La santé au travail. Les accidents de travail et maladies professionnelles

L’Humanité - L’état ferme les yeux sur l’amiante

Août 2017, par Info santé sécu social

A Nantes, les inspecteurs du travail exposés à ce matériau cancérigène exercent leur droit de retrait. Malgré les risques, le ministère, lui, exige qu’ils réintègrent leurs locaux.

Dans l’épreuve de force qui les oppose à la ministre du Travail et face à la surdité des pouvoirs publics, les organisations syndicales CGT, FSU et SUD de la fonction publique ont décidé de hausser le ton et dénoncent « la mise en danger » de leurs propres agents par le ministère. En cause, la présence d’amiante avérée depuis des semaines dans la tour de Bretagne, à Nantes (Loire-Atlantique), tour de bureaux qui abrite, entre autres, les locaux de la Direccte (direction régionale des entreprises, de la concurrence, de la consommation, du travail et de l’emploi), dont les 90 salariés dépendent directement du ministère de Muriel Pénicaud.
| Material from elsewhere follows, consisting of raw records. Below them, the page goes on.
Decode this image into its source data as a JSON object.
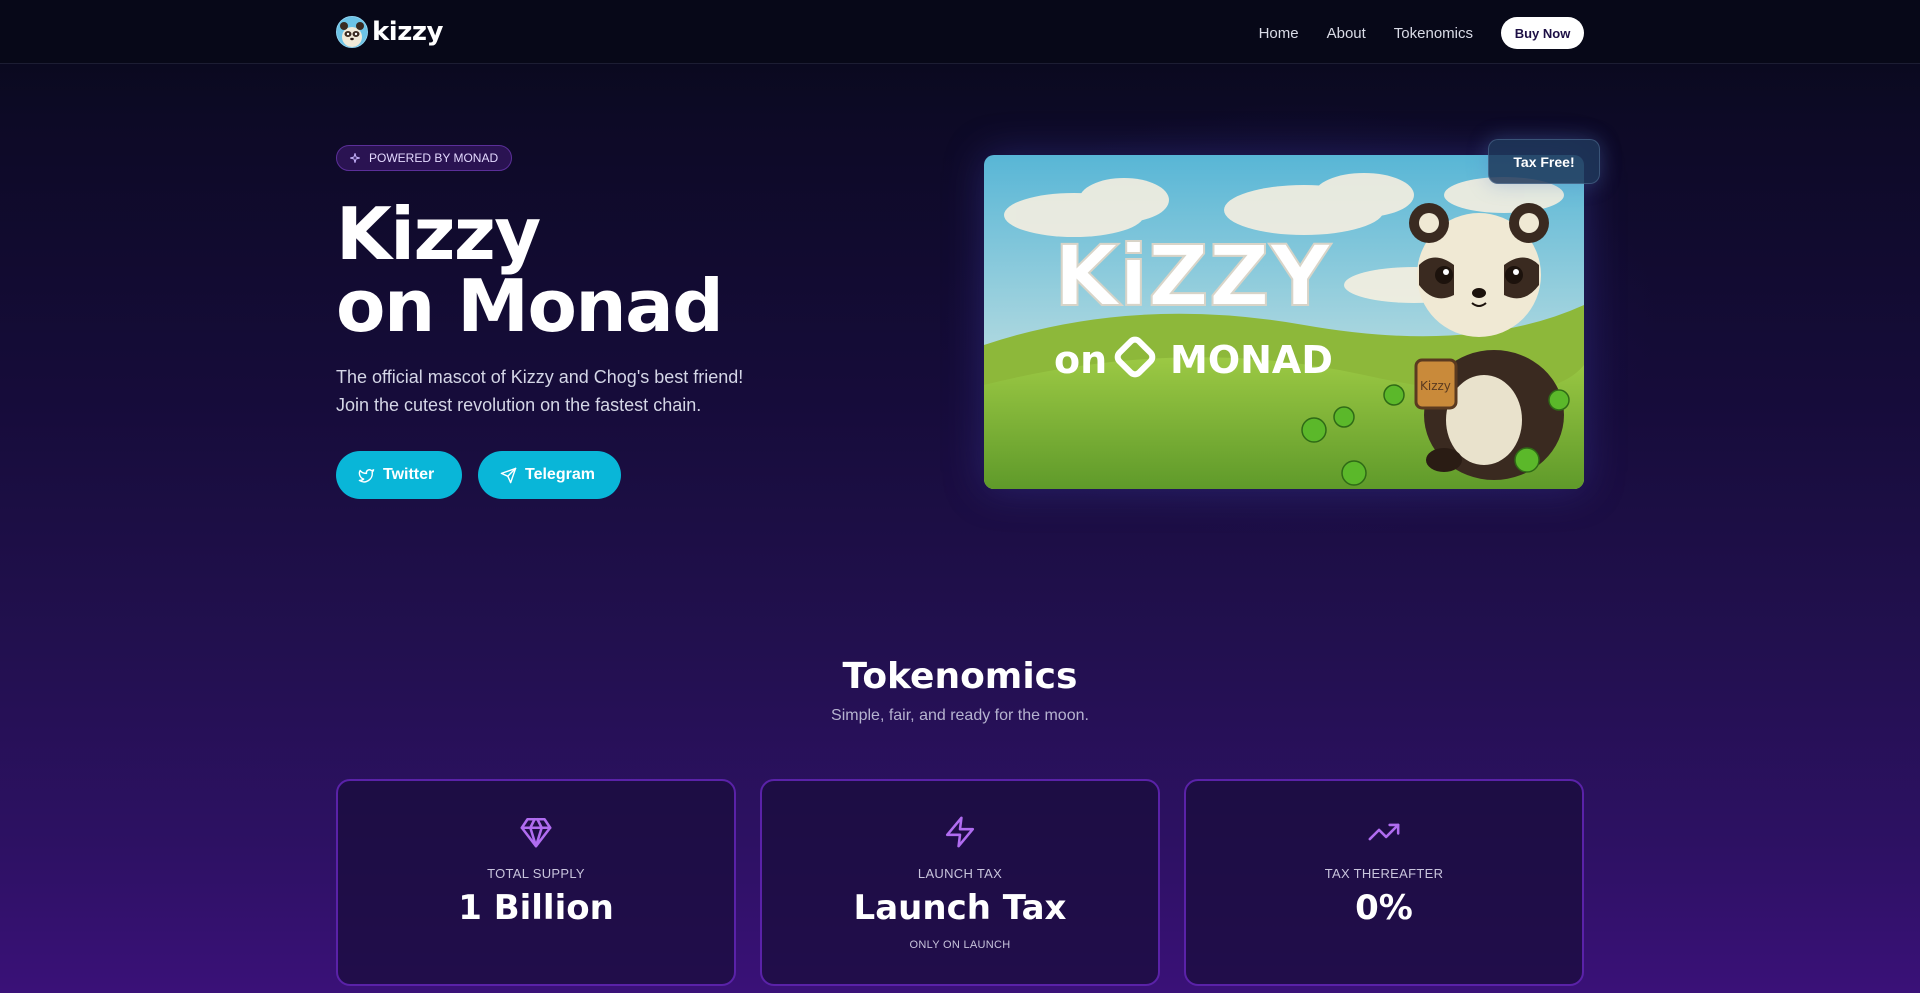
{
  "header": {
    "logo_text": "kizzy",
    "nav": [
      {
        "label": "Home"
      },
      {
        "label": "About"
      },
      {
        "label": "Tokenomics"
      }
    ],
    "buy_label": "Buy Now"
  },
  "hero": {
    "badge_label": "POWERED BY MONAD",
    "title_line1": "Kizzy",
    "title_line2": "on Monad",
    "subtitle_line1": "The official mascot of Kizzy and Chog's best friend!",
    "subtitle_line2": "Join the cutest revolution on the fastest chain.",
    "twitter_label": "Twitter",
    "telegram_label": "Telegram",
    "image_caption_brand": "KiZZY",
    "image_caption_on": "on",
    "image_caption_chain": "MONAD",
    "mug_text": "Kizzy",
    "tax_badge": "Tax Free!"
  },
  "tokenomics": {
    "title": "Tokenomics",
    "subtitle": "Simple, fair, and ready for the moon.",
    "cards": [
      {
        "icon": "gem-icon",
        "label": "TOTAL SUPPLY",
        "value": "1 Billion",
        "note": ""
      },
      {
        "icon": "bolt-icon",
        "label": "LAUNCH TAX",
        "value": "Launch Tax",
        "note": "ONLY ON LAUNCH"
      },
      {
        "icon": "trending-up-icon",
        "label": "TAX THEREAFTER",
        "value": "0%",
        "note": ""
      }
    ]
  },
  "colors": {
    "accent_cyan": "#09b6d8",
    "card_border": "#5a22a8",
    "icon_purple": "#b06cf0",
    "background_top": "#070818",
    "background_bottom": "#3a1178"
  }
}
L’affaire remonte au tout début de l’été. « Le 20 juin dernier », rappelle l’intersyndicale, lorsque les agents de la Direccte « ont alerté par une lettre ouverte à Muriel Pénicaud de la découverte de matériaux amiantés très dégradés et très émissifs dans les locaux de la tour de Bretagne ». En chaîne, « la quasi-totalité des agent(e)s ont exercé leur droit de retrait », poursuivent les syndicats. Depuis, et malgré les demandes répétées pour qu’un relogement temporaire des fonctionnaires soit effectué afin de garantir non seulement leur sécurité, mais également « la continuité du service public », le ministère joue les filles de l’air.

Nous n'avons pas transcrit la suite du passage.